C: Computers will generate less heat.
S: Synthetic diamonds will be used for jewelry.
1st premises:
If microchips are made from diamond wafers, then computers will generate less heat.
Notice that the above statement is a conditional statement. So to represent such relationship, the material implication is used which has ⊃ symbol.
This can be translated into symbolic form using the horseshoe operator ⊃ as:
M ⊃ C
2nd premises:
Computers will not generate less heat and microchips will be made from diamond wafers.
Notice that the above statement is a compound statement. It has two part joined together with "and" i.e. Computers will not generate less heat "and" microchips will be made from diamond wafers. These are two conjuncts and both should be true for the premises/compound statement to be true. So to represent such relationship, the Conjunction is used which has • symbol.
This can be translated into symbolic form using the dot • symbol as:
Computer will not generate less heat is represented as ~C because C states that Computer will generate less heat and ~C states that Computer will not generate less heat. So ~C is the negation of C. Now the complete symbolic form is:
~C • M
third premises:
Therefore, synthetic diamonds will be used for jewelry is represented as:
S
This is basically the conclusion statement.
Truth Tables:
For M:
M
T
T
T
T
F
F
F
F
For C:
C
T
T
F
F
T
T
F
F
For ~C:
It reverses the truth values of C
~C
F
F
T
T
F
F
T
T
For S:
S
T
F
T
F
T
F
T
F
For M ⊃ C:
The above mentioned premise formed with this connective is true unless the left the antecedent is true and right the consequent is false.
M C M ⊃ C
T T T
T T T
T F F
T F F
F T T
F T T
F F T
F F T
For ~C • M
The truth table of conjunction of ~C and M is formed using truth table of reverse of C i.e. ~C and that of M. The conjunction is true when both conjuncts are true and if either of the two conjuncts is false then whole conjunction is false.
M ~C ~C • M
T F F
T F F
T T T
T T T
F F F
F F F
F T F
F T F
Now combining all to check the validity:
M C S M ⊃ C ~C • M S
T T T T F T
T T F T F F
T F T F T T
T F F F T F
F T T T F T
F T F T F F
F F T T F T
F F F T F F
The given argument is valid.
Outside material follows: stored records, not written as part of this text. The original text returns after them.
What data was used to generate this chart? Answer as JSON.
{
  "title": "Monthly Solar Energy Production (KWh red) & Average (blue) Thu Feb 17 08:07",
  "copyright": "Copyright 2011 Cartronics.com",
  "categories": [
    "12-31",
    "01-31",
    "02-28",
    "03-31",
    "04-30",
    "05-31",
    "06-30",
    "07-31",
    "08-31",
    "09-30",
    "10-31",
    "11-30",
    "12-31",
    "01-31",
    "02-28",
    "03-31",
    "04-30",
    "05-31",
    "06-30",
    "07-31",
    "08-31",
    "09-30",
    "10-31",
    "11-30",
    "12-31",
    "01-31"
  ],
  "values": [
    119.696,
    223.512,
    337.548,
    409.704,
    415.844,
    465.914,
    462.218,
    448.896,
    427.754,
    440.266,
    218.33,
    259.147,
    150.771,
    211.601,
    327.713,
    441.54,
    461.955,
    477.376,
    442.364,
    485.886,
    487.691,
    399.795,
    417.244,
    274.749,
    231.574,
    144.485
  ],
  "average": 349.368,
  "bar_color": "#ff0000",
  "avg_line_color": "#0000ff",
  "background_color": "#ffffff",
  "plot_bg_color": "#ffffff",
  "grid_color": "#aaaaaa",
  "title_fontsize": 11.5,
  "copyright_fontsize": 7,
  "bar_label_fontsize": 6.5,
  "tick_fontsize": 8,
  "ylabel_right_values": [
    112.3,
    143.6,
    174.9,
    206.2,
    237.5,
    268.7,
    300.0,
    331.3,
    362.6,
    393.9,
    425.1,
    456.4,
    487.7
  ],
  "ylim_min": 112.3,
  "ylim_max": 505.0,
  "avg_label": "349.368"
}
The is because it is impossible for the above premises to be true and the conclusion to be false. You can see that when the premises M ⊃ C and ~C • M are true the conclusion S is also true.
We check validity by checking in the truth table if there is a row that has all true premises and a false conclusion. If there is then argument is invalid. Here in the truth table you can see that no row has all the premises true and a false conclusion. So the argument is valid.